3. Named murder, conspiracy, rape, arson, mutilation, dismemberment and 'mayhem' as crimes that were punishable by death if carried out by an enslaved person against free people.
4. Prohibited enslaved people from owning or using a gun without the authorization of their enslaver. This punishment for breaking this law was no more than twenty lashes upon the back.

== 1730 Slave Code ==
The last of the main slave codes of New York was passed on October 29th, 1730. Entitled 'An Act for the More Effectual Preventing and Punishing the Conspiracy and Insurrection of Negro and Other Slaves', this law arose from perceived mischief that was thought to have come from enslaved people having too much autonomy, and combined the 1702 and 1712 iterations of each respective law while expanding on some of their content. The main changes seen within this iteration of the law:

1. Prohibited the sale of alcohol to enslaved people.
2. Removed the clause prohibiting formerly enslaved people from owning land.
3. Banned enslaved people from using or owning of any kind of weapon without the authorization of their enslaver
4. Repealed the 1702 and 1712 iterations of the law.
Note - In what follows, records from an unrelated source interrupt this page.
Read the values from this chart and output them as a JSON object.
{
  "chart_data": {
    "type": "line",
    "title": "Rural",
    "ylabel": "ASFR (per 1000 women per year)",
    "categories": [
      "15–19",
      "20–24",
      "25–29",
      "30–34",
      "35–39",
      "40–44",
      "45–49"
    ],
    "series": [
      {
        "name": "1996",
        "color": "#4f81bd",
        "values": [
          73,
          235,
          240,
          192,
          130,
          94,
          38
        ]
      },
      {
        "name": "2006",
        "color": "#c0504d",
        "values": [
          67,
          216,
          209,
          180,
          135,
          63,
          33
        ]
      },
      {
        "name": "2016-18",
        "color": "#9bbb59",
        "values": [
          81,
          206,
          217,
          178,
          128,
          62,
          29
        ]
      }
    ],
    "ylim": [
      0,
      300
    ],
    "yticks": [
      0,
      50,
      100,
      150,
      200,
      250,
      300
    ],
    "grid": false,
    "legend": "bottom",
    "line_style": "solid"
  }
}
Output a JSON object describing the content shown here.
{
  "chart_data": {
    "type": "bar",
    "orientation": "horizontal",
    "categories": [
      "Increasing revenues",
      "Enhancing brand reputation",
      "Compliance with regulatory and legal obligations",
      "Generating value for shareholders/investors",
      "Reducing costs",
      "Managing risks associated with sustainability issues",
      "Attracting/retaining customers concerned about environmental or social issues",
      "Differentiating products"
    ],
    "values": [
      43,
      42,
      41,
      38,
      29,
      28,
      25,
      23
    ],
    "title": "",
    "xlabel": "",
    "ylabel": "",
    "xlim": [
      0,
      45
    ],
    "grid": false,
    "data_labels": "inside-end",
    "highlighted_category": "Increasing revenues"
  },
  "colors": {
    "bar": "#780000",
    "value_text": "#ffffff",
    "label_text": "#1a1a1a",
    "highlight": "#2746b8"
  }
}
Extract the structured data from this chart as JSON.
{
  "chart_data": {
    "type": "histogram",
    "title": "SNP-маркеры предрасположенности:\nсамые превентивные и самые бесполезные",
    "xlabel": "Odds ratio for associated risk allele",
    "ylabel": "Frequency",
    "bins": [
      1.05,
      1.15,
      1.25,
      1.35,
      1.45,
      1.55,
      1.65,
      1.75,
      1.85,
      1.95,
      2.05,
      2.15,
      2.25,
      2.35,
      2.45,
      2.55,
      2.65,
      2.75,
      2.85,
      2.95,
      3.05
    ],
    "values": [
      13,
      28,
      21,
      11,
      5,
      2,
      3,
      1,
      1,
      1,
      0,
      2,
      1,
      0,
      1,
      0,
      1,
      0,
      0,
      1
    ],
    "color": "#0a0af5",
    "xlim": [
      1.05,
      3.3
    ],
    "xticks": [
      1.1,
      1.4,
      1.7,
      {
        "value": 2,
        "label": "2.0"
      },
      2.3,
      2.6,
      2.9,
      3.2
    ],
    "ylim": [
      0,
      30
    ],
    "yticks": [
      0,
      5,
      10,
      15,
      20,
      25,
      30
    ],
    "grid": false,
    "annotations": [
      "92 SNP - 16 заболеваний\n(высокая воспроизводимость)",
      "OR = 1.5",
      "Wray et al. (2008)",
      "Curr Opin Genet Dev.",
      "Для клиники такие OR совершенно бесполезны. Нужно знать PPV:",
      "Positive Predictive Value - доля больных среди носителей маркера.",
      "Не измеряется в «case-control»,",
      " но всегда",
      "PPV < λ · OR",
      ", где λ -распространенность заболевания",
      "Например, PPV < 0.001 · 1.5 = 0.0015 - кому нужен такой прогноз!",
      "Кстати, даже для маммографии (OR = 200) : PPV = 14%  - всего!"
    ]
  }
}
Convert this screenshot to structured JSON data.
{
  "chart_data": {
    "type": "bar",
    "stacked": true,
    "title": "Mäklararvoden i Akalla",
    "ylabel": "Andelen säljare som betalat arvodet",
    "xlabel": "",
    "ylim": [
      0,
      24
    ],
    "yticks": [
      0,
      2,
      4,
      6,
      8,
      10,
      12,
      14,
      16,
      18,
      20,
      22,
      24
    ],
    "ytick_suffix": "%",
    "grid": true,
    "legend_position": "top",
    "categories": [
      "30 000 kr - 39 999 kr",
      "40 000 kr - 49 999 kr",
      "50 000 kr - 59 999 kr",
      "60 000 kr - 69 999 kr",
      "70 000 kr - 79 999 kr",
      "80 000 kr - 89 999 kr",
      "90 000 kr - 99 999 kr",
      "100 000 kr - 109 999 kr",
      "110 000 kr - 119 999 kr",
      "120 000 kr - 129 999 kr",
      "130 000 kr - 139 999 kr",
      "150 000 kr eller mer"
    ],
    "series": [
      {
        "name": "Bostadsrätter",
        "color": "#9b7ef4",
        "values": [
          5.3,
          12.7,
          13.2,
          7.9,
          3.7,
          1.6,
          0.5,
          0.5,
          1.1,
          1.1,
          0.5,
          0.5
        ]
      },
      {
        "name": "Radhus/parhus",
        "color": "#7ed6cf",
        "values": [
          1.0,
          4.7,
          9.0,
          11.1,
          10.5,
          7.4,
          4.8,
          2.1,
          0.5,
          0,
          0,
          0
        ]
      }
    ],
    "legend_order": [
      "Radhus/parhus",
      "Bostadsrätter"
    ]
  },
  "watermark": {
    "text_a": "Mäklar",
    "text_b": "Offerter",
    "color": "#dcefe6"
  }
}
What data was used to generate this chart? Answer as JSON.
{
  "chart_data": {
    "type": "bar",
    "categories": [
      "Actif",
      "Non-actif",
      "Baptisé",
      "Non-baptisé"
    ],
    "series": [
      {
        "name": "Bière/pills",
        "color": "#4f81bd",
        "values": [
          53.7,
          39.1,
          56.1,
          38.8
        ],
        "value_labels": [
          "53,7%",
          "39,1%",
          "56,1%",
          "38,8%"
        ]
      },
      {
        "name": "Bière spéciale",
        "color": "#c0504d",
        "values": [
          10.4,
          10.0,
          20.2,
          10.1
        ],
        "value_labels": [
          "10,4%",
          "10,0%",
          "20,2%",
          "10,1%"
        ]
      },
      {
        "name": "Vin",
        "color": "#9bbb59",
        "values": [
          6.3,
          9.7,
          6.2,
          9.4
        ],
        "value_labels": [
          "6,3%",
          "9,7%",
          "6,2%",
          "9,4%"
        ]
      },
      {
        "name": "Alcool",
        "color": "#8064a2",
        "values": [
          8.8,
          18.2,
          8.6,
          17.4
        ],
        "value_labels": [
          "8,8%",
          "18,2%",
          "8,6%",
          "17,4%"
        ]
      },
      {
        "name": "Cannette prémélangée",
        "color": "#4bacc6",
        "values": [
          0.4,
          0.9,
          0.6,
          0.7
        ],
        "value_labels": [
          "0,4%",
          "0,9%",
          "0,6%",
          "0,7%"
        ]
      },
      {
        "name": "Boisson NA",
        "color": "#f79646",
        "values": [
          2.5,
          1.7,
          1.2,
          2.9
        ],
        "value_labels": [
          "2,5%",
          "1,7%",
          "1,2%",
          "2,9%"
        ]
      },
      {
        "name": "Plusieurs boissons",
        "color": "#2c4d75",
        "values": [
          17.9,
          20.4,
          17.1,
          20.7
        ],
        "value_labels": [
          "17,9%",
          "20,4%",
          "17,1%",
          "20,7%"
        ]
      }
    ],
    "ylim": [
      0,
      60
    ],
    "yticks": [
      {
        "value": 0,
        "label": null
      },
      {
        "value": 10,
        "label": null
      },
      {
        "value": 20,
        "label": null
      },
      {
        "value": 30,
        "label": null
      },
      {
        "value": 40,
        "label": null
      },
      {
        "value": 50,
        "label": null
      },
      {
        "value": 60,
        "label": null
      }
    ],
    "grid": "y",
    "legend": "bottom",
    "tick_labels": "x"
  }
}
== The Abolition of Slavery and Repeal of Slave Codes ==
Throughout the mid to late 1700s, there was a gradual legislative push towards the abolition of slavery within New York and the repeal of slave codes, with the pieces of legislation to begin the abolition of slavery and subsequent slave codes in New York being passed in 1799 and 1817..

=== 1799 Gradual Emancipation Act ===
March 29th, 1799 saw the passage of 'An Act for the Gradual Emancipation of Slavery'. Mainly, this act:

1. Stated that any child born to an enslaved person after the date of July 4^{th}, 1799, would be free, but were obligated to labor in mandatory indentured servitude until the ages of twenty-five and twenty-eight for women and men respectively.
2. Required enslavers to teach any children whose labor they were benefiting from to read.
3. Allowed enslavers to renounce or abandon their rights to any enslaved children. The child would then become the responsibility of the jurisdiction or state that they resided in.

=== 1817 Act ===
On March 31st, 1817, "An Act Relative to Slaves and Servants" was passed by the New York legislature. This law added onto the 1799 gradual emancipation act, stating that all enslaved people who were born before July 4th, 1799 and not covered by the 1799 emancipation act would be freed on July 4th, 1827. Since this law established a specific date in which all enslaved people within the state would be freed, it effectively abolished slavery within New York.